Let O be the centre of the incircle. Let the line parallel to A₁A₂ through L₂ meet the line A₂O at X. We will show that X is the reflection of K₂ in L₂L₃. Let A₁A₃ meet the line A₂O at B₂. Now A₂K₂ is perpendicular to K₂B₂ and OL₂ is perpendicular to L₂B₂, so A₂K₂B₂ and OL₂B₂ are similar. Hence K₂L₂/L₂B₂ = A₂O/OB₂. But OA₃ is the angle bisector in the triangle A₂A₃B₂, so A₂O/OB₂ = A₂A₃/B₂A₃.

Take B'₂ on the line A₂O such that L₂B₂ = L₂B'₂ (B'₂ is distinct from B₂ unless L₂B₂ is perpendicular to the line). Then angle L₂B'₂X = angle A₃B₂A₂. Also, since L₂X is parallel to A₂A₁, angle L₂XB'₂ = angle A₃A₂B₂. So the triangles L₂XB'₂ and A₃A₂B₂ are similar. Hence A₂A₃/B₂A₃ = XL₂/B₂'L₂ = XL₂/B₂L₂ (since B'₂L₂ = B₂L₂).

Thus we have shown that K₂L₂/L₂B₂ = XL₂/B₂L₂ and hence that K₂L₂ = XL₂. L₂X is parallel to A₂A₁ so angle A₂A₁A₃ = angle A₁L₂X = angle L₂XK₂ + angle L₂K₂X = 2 angle L₂XK₂ (isosceles). So angle L₂XK₂ = 1/2 angle A₂A₁A₃ = angle A₂A₁O. L₂X and A₂A₁ are parallel, so K₂X and OA₁ are parallel. But OA₁ is perpendicular to L₂L₃, so K₂X is also perpendicular to L₂L₃ and hence X is the reflection of K₂ in L₂L₃.

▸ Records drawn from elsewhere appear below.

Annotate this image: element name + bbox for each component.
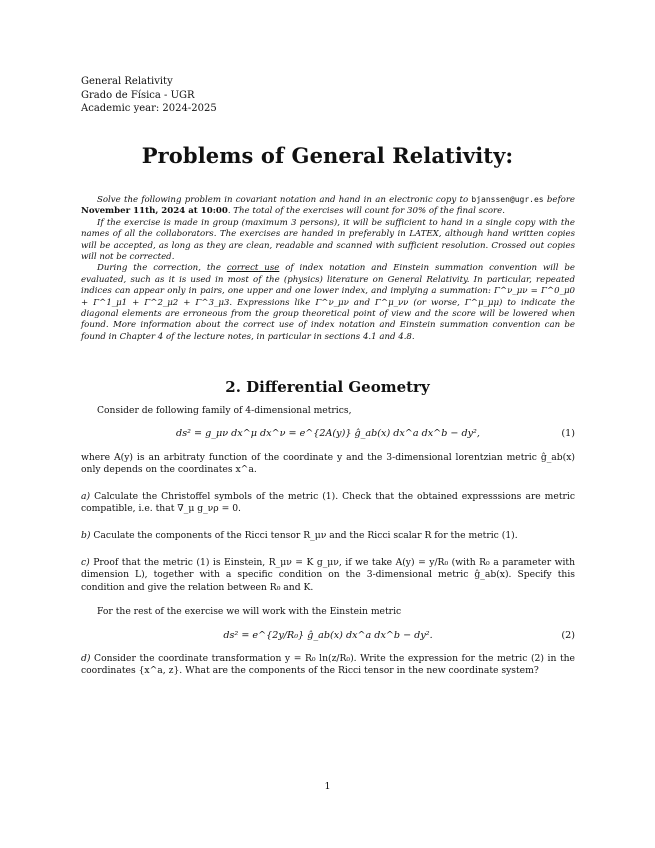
- metric-intro: [81, 405, 575, 417]
- equation-1-number: (1): [561, 428, 575, 439]
- equation-1-expr: ds² = g_μν dx^μ dx^ν = e^{2A(y)} ĝ_ab(x) dx^a dx^b − dy²,: [176, 428, 480, 439]
- instructions-paragraph-2: If the exercise is made in group (maximum 3 persons), it will be sufficient to hand in a single copy with the names of all the collaborators. The exercises are handed in preferably in LATEX, although hand written copies will be accepted, as long as they are clean, readable and scanned with sufficient resolution. Crossed out copies will not be corrected.: [81, 217, 575, 263]
- instructions-paragraph-1: [81, 194, 575, 218]
- instructions-paragraph-3: [81, 263, 575, 343]
- instr-text: . The total of the exercises will count for 30% of the final score.: [227, 206, 505, 217]
- instr-text: of index notation and Einstein summation convention will be evaluated, such as it is used in most of the (physics) literature on General Relativity. In particular, repeated indices can appear only in pairs, one upper and one lower index, and implying a summation: Γ^ν_μν = Γ^0_μ0 + Γ^1_μ1 + Γ^2_μ2 + Γ^3_μ3. Expressions like Γ^ν_μν and Γ^μ_νν (or worse, Γ^μ_μμ) to indicate the diagonal elements are erroneous from the group theoretical point of view and the score will be lowered when found. More information about the correct use of index notation and Einstein summation convention can be found in Chapter 4 of the lecture notes, in particular in sections 4.1 and 4.8.: [81, 263, 576, 342]
- deadline: November 11th, 2024 at 10:00: [81, 206, 228, 217]
- part-c-paragraph: [81, 557, 575, 594]
- part-d-paragraph: [81, 653, 575, 678]
- course-header: [81, 75, 217, 116]
- part-c-label: c): [81, 557, 90, 568]
- part-a-text: Calculate the Christoffel symbols of the metric (1). Check that the obtained expresssions are metric compatible, i.e. that ∇_μ g_νρ = 0.: [81, 491, 575, 515]
- part-a-paragraph: [81, 491, 575, 516]
- page-title: Problems of General Relativity:: [141, 143, 514, 168]
- where-text: [81, 452, 575, 477]
- course-name: General Relativity: [81, 76, 173, 87]
- intro-line: Consider de following family of 4-dimensional metrics,: [97, 405, 352, 416]
- where-paragraph: where A(y) is an arbitraty function of the coordinate y and the 3-dimensional lorentzian metric ĝ_ab(x) only depends on the coordinates x^a.: [81, 452, 575, 476]
- equation-2-expr: ds² = e^{2y/R₀} ĝ_ab(x) dx^a dx^b − dy².: [223, 630, 433, 641]
- part-b-paragraph: [81, 530, 575, 542]
- academic-year: Academic year: 2024-2025: [81, 103, 217, 114]
- part-d: [81, 653, 575, 678]
- part-a: [81, 491, 575, 516]
- part-b-label: b): [81, 530, 91, 541]
- part-d-label: d): [81, 653, 91, 664]
- rest-paragraph: For the rest of the exercise we will work with the Einstein metric: [97, 606, 402, 617]
- part-c: [81, 557, 575, 594]
- degree-name: Grado de Física - UGR: [81, 89, 195, 101]
- contact-email[interactable]: bjanssen@ugr.es: [471, 195, 544, 204]
- part-b-text: Caculate the components of the Ricci tensor R_μν and the Ricci scalar R for the metric (1).: [93, 530, 518, 541]
- instr-text: During the correction, the: [97, 263, 221, 274]
- instr-text: before: [546, 195, 576, 205]
- correct-use-underlined: correct use: [226, 263, 280, 274]
- instr-text: Solve the following problem in covariant notation and hand in an electronic copy to: [97, 195, 469, 205]
- page-number: 1: [324, 781, 331, 792]
- part-d-text: Consider the coordinate transformation y = R₀ ln(z/R₀). Write the expression for the metric (2) in the coordinates {x^a, z}. What are the components of the Ricci tensor in the new coordinate system?: [81, 653, 575, 677]
- rest-line: [81, 606, 575, 618]
- part-b: [81, 530, 575, 542]
- part-c-text: Proof that the metric (1) is Einstein, R_μν = K g_μν, if we take A(y) = y/R₀ (with R₀ a parameter with dimension L), together with a specific condition on the 3-dimensional metric ĝ_ab(x). Specify this condition and give the relation between R₀ and K.: [81, 557, 576, 593]
- equation-2-number: (2): [561, 630, 575, 641]
- part-a-label: a): [81, 491, 91, 502]
- section-heading: 2. Differential Geometry: [225, 378, 430, 396]
- instructions: [81, 194, 575, 343]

Now the angle K₃K₂A₁ = angle A₁A₂A₃, because it is 90^o - angle K₃K₂A₂ = 90^o - angle K₃A₃A₂ (A₂A₃K₂K₃ is cyclic with A₂A₃ a diameter) = angle A₁A₂A₃. So the reflection of K₂K₃ in L₂L₃ is a line through X making an angle A₁A₂A₃ with L₂X, in other words, it is the line through X parallel to A₂A₃.

Let M_i be the reflection of L_i in A_iO. The angle M₂XL₂ = 2 angle OXL₂ = 2 angle A₁A₂O (since A₁A₂ is parallel to L₂X) = angle A₁A₂A₃, which is the angle betwee L₂X and A₂A₃. So M₂X is parallel to A₂A₃, in other words, M₂ lies on the reflection of K₂K₃ in L₂L₃.

If follows similarly that M₃ lies on the reflection. Similarly, the line M₁M₃ is the reflection of K₁K₃ in L₁L₃, and the line M₁M₂ is the reflection of K₁K₂ in L₁L₂ and hence the triangle formed by the intersections of the three reflections is just M₁M₂M₃.